Private individuals, by law, are not allowed to donate their unused prescription drugs because of safety and liability concerns.
"We realize unused prescription drugs from private individuals are an untapped resource," said Lynn Nakasone, program manager of the state Department of Health's Food and Drug Branch. "However, once the drug is dispensed to a private individual, the chain of custody is broken, and issues regarding proper storage, differing expiration dates, possible tampering, etc., make the donation process problematical."
You are advised to properly dispose of the medications so they cannot be used by anyone else.
In December the state Department of Health responded to the state Legislature's request to "report the implementation and operation of the prescription-drug repository program and drug donations."
In its report, the Health Department noted that the Medicine Bank in Hawaii is the only prescription-drug repository program in Hawaii, and that organization does not have the space or personnel to accept all the drug donations that are allowed legally.
The Medicine Bank currently accepts only surplus manufacturers' drug samples in the original, unopened packaging, with intact labels, or samples donated by physicians. The samples are then given to health clinics in the state for use by "needy individuals."
State law also allows the Medicine Bank to receive donated drugs in unopened, single-user units prescribed for a single patient from institutional facilities.
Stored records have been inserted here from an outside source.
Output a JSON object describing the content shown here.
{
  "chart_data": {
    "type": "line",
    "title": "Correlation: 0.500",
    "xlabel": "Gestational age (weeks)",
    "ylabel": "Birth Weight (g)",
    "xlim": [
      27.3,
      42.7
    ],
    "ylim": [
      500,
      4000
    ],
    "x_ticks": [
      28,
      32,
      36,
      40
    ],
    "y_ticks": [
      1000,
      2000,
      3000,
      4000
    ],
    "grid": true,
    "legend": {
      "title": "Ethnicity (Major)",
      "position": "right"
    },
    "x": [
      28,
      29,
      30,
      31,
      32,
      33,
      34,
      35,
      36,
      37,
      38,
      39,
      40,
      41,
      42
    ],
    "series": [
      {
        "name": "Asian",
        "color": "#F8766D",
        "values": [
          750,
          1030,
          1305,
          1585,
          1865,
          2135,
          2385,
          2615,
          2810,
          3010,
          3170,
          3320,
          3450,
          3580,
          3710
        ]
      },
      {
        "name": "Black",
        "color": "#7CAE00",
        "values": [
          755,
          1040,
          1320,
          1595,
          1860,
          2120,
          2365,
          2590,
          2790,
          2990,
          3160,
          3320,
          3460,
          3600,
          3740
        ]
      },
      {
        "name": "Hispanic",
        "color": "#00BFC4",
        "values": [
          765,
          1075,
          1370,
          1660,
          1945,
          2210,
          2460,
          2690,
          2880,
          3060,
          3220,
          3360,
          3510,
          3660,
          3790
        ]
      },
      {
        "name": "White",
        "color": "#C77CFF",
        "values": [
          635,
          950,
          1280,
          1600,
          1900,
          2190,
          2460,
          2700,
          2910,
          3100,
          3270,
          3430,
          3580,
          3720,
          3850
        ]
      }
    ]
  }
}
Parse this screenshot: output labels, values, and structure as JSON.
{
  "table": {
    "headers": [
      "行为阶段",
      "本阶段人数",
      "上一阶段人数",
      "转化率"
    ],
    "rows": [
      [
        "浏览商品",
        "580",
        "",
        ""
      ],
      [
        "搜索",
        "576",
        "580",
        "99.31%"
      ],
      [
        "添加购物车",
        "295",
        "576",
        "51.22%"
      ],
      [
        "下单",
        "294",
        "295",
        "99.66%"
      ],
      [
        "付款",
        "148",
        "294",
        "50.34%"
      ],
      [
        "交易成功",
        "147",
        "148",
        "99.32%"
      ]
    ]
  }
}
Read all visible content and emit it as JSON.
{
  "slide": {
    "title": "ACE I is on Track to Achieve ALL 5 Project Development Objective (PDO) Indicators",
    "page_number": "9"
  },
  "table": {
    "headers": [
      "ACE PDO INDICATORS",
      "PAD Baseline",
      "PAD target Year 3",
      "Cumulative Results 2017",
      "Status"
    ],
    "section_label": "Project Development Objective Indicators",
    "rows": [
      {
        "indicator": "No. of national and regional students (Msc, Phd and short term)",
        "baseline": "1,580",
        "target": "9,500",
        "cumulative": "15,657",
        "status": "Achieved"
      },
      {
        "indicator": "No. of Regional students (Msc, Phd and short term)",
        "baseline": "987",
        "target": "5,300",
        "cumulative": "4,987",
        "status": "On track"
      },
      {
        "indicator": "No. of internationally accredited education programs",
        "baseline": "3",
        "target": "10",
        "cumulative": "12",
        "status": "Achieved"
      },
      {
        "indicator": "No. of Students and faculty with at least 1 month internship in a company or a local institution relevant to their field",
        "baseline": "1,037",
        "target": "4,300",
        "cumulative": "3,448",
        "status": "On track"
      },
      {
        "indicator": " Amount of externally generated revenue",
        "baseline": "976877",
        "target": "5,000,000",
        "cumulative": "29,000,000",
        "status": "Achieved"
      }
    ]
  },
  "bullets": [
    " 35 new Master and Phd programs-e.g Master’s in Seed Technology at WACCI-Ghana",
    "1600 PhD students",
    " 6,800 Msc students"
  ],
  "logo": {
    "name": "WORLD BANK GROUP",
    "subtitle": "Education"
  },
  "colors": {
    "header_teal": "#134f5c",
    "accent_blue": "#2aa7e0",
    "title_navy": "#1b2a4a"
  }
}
Nakasone said there is some potential for expanding drug donations under Chapter 328-C of the Hawaii Revised Statutes (which deals with donations of pharmaceuticals and health supplies), "if, for example, the Medicine Bank was somehow placed in a better position to take advantage of the full potential of the drug donation stream."
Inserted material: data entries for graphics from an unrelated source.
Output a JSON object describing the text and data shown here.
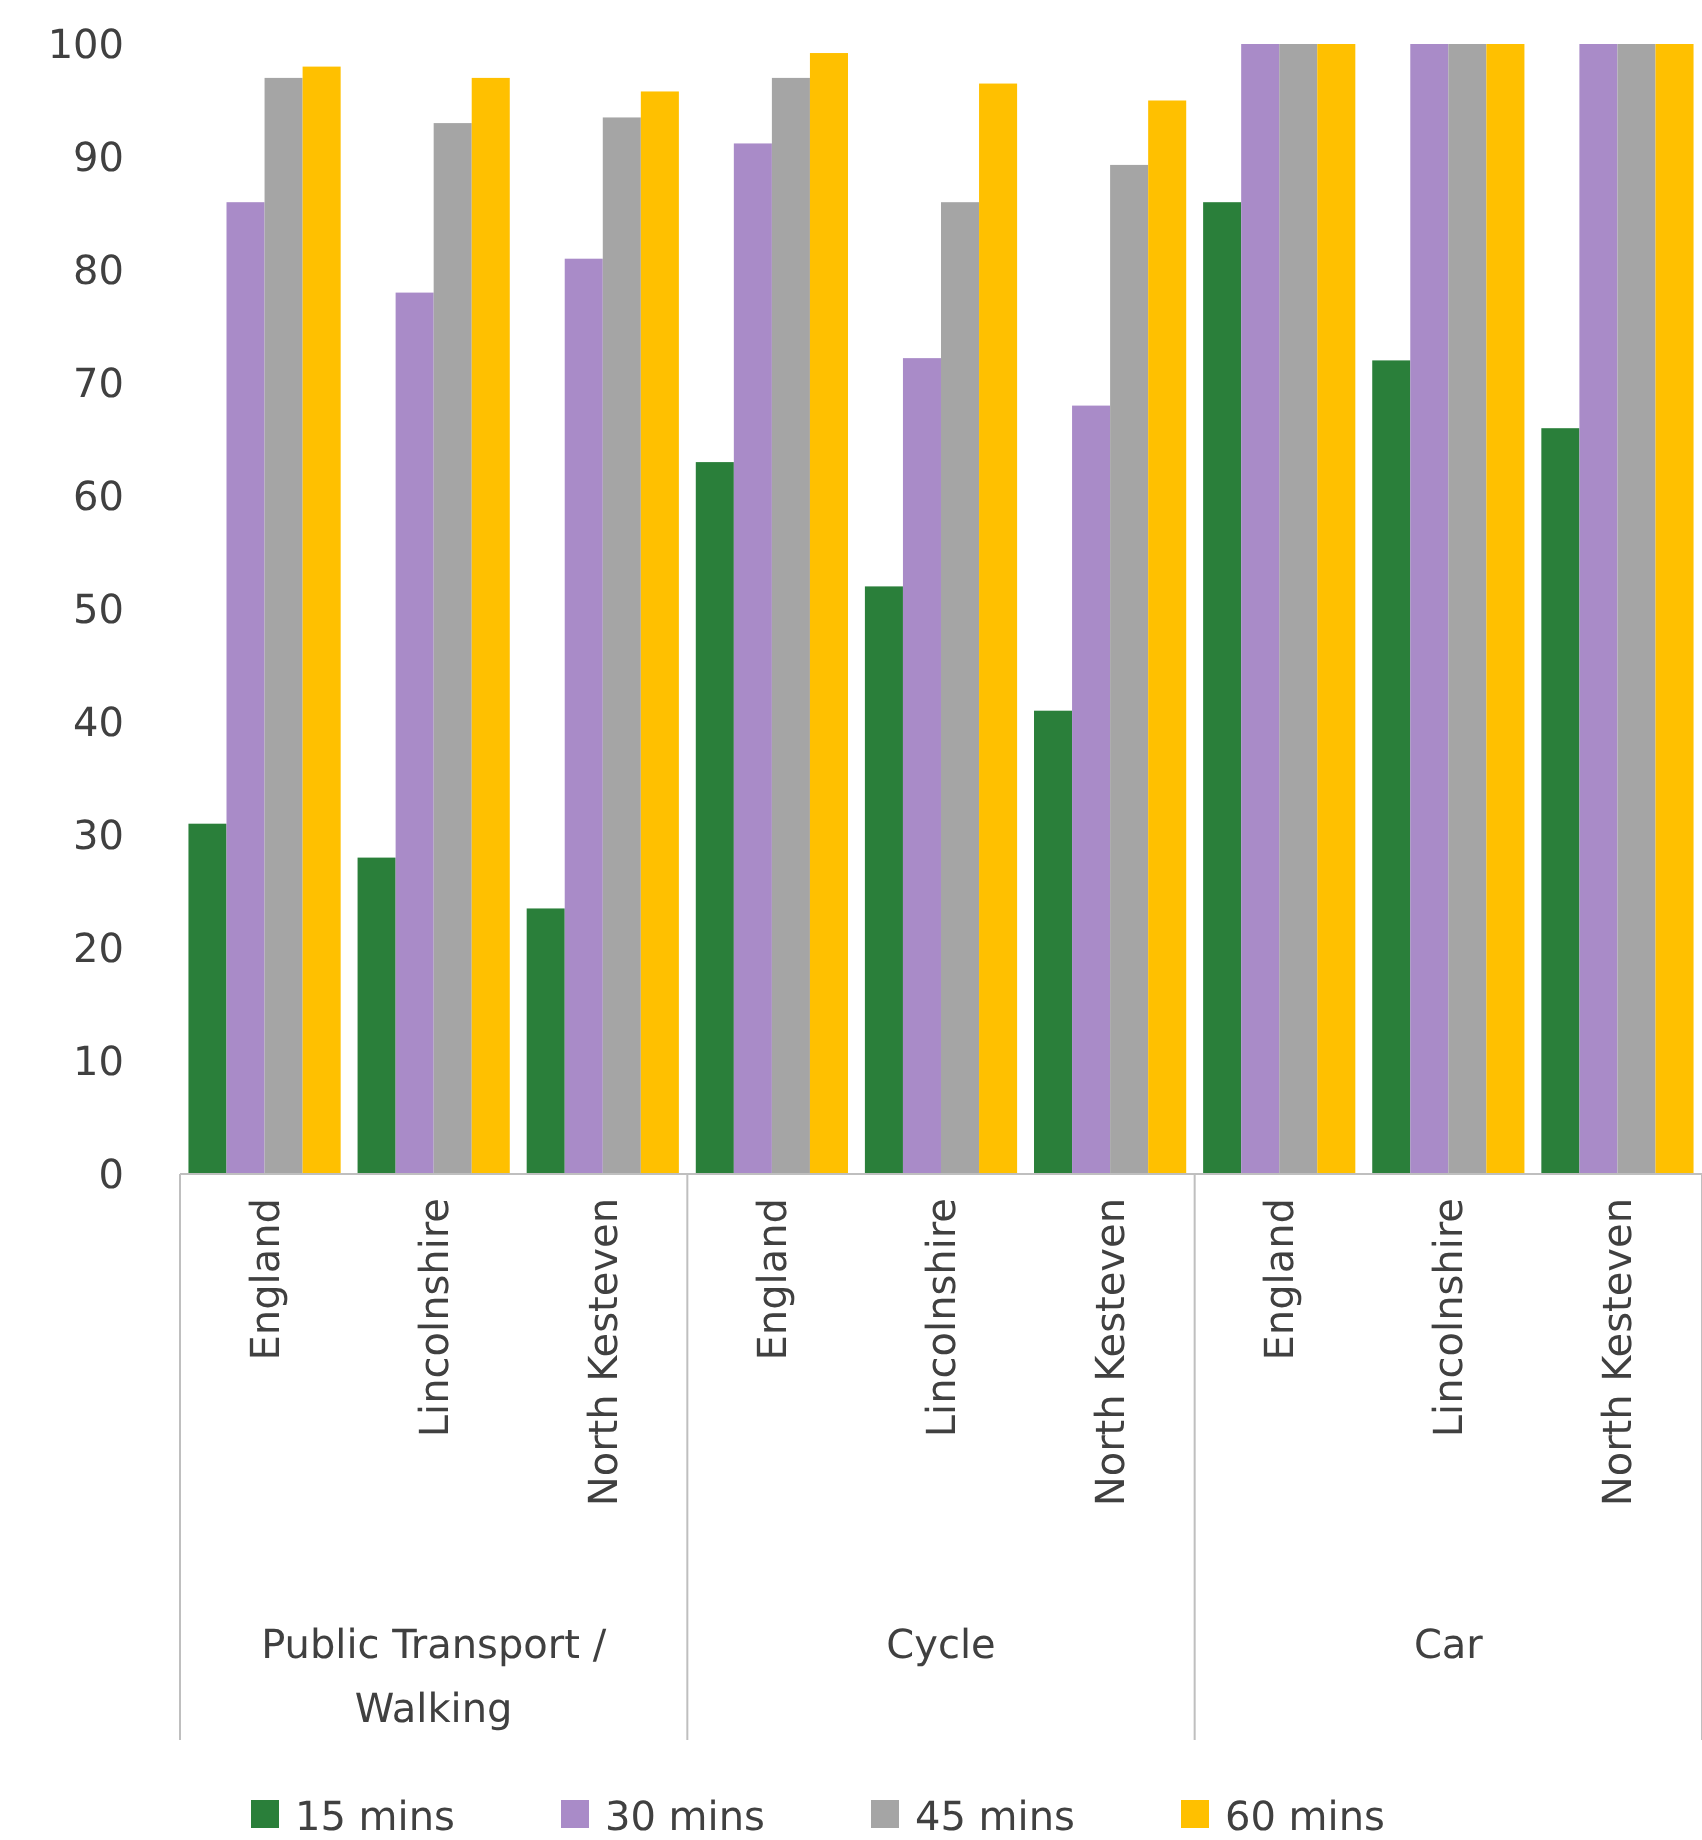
{
  "chart_data": {
    "type": "bar",
    "categories": [
      "England",
      "Lincolnshire",
      "North Kesteven",
      "England",
      "Lincolnshire",
      "North Kesteven",
      "England",
      "Lincolnshire",
      "North Kesteven"
    ],
    "annotations": [
      "Public Transport / Walking",
      "Cycle",
      "Car"
    ],
    "series": [
      {
        "name": "15 mins",
        "color": "#2a7f3a",
        "values": [
          31,
          28,
          23.5,
          63,
          52,
          41,
          86,
          72,
          66
        ]
      },
      {
        "name": "30 mins",
        "color": "#a98bc8",
        "values": [
          86,
          78,
          81,
          91.2,
          72.2,
          68,
          100,
          100,
          100
        ]
      },
      {
        "name": "45 mins",
        "color": "#a5a5a5",
        "values": [
          97,
          93,
          93.5,
          97,
          86,
          89.3,
          100,
          100,
          100
        ]
      },
      {
        "name": "60 mins",
        "color": "#ffc000",
        "values": [
          98,
          97,
          95.8,
          99.2,
          96.5,
          95,
          100,
          100,
          100
        ]
      }
    ],
    "ylim": [
      0,
      100
    ],
    "yticks": [
      0,
      10,
      20,
      30,
      40,
      50,
      60,
      70,
      80,
      90,
      100
    ],
    "grid": false,
    "legend": "bottom"
  }
}
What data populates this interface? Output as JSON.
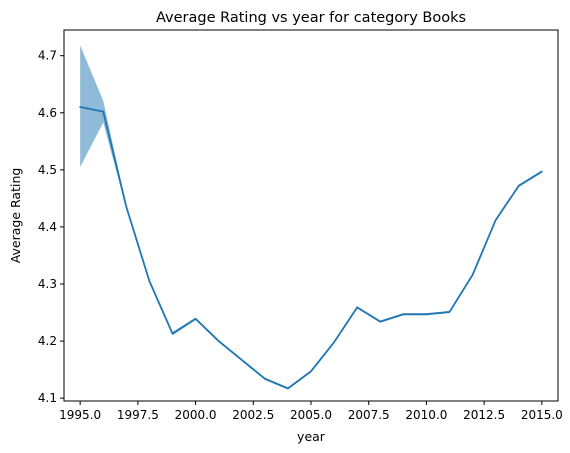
{
  "chart_data": {
    "type": "line",
    "title": "Average Rating vs year for category Books",
    "xlabel": "year",
    "ylabel": "Average Rating",
    "xlim": [
      1994.3,
      2015.7
    ],
    "ylim": [
      4.095,
      4.745
    ],
    "xticks": [
      1995.0,
      1997.5,
      2000.0,
      2002.5,
      2005.0,
      2007.5,
      2010.0,
      2012.5,
      2015.0
    ],
    "xtick_labels": [
      "1995.0",
      "1997.5",
      "2000.0",
      "2002.5",
      "2005.0",
      "2007.5",
      "2010.0",
      "2012.5",
      "2015.0"
    ],
    "yticks": [
      4.1,
      4.2,
      4.3,
      4.4,
      4.5,
      4.6,
      4.7
    ],
    "ytick_labels": [
      "4.1",
      "4.2",
      "4.3",
      "4.4",
      "4.5",
      "4.6",
      "4.7"
    ],
    "grid": false,
    "colors": {
      "line": "#1f77b4",
      "band": "#1f77b4"
    },
    "series": [
      {
        "x": [
          1995,
          1996,
          1997,
          1998,
          1999,
          2000,
          2001,
          2002,
          2003,
          2004,
          2005,
          2006,
          2007,
          2008,
          2009,
          2010,
          2011,
          2012,
          2013,
          2014,
          2015
        ],
        "values": [
          4.61,
          4.602,
          4.435,
          4.305,
          4.213,
          4.239,
          4.2,
          4.167,
          4.134,
          4.117,
          4.147,
          4.198,
          4.259,
          4.234,
          4.247,
          4.247,
          4.251,
          4.316,
          4.412,
          4.472,
          4.497
        ],
        "ci_lower": [
          4.505,
          4.583,
          4.432,
          4.303,
          4.21,
          4.237,
          4.198,
          4.165,
          4.132,
          4.115,
          4.145,
          4.196,
          4.257,
          4.232,
          4.245,
          4.245,
          4.249,
          4.314,
          4.41,
          4.47,
          4.495
        ],
        "ci_upper": [
          4.718,
          4.621,
          4.438,
          4.307,
          4.216,
          4.241,
          4.202,
          4.169,
          4.136,
          4.119,
          4.149,
          4.2,
          4.261,
          4.236,
          4.249,
          4.249,
          4.253,
          4.318,
          4.414,
          4.474,
          4.499
        ]
      }
    ]
  }
}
In 2004 the Legislature provided for "return-for-credit-and-reuse of prescription drugs," with no details, under Chapter 328-B, with the proviso that "this chapter shall not be implemented until certain administrative rules are adopted." At this point there are no rules.
Without implementing the rules, "we cannot determine the effectiveness of the return-for-credit-and-reuse program," Nakasone said. Until it can be evaluated, "we feel it is premature to suggest legislation" on expanding drug donations, she said.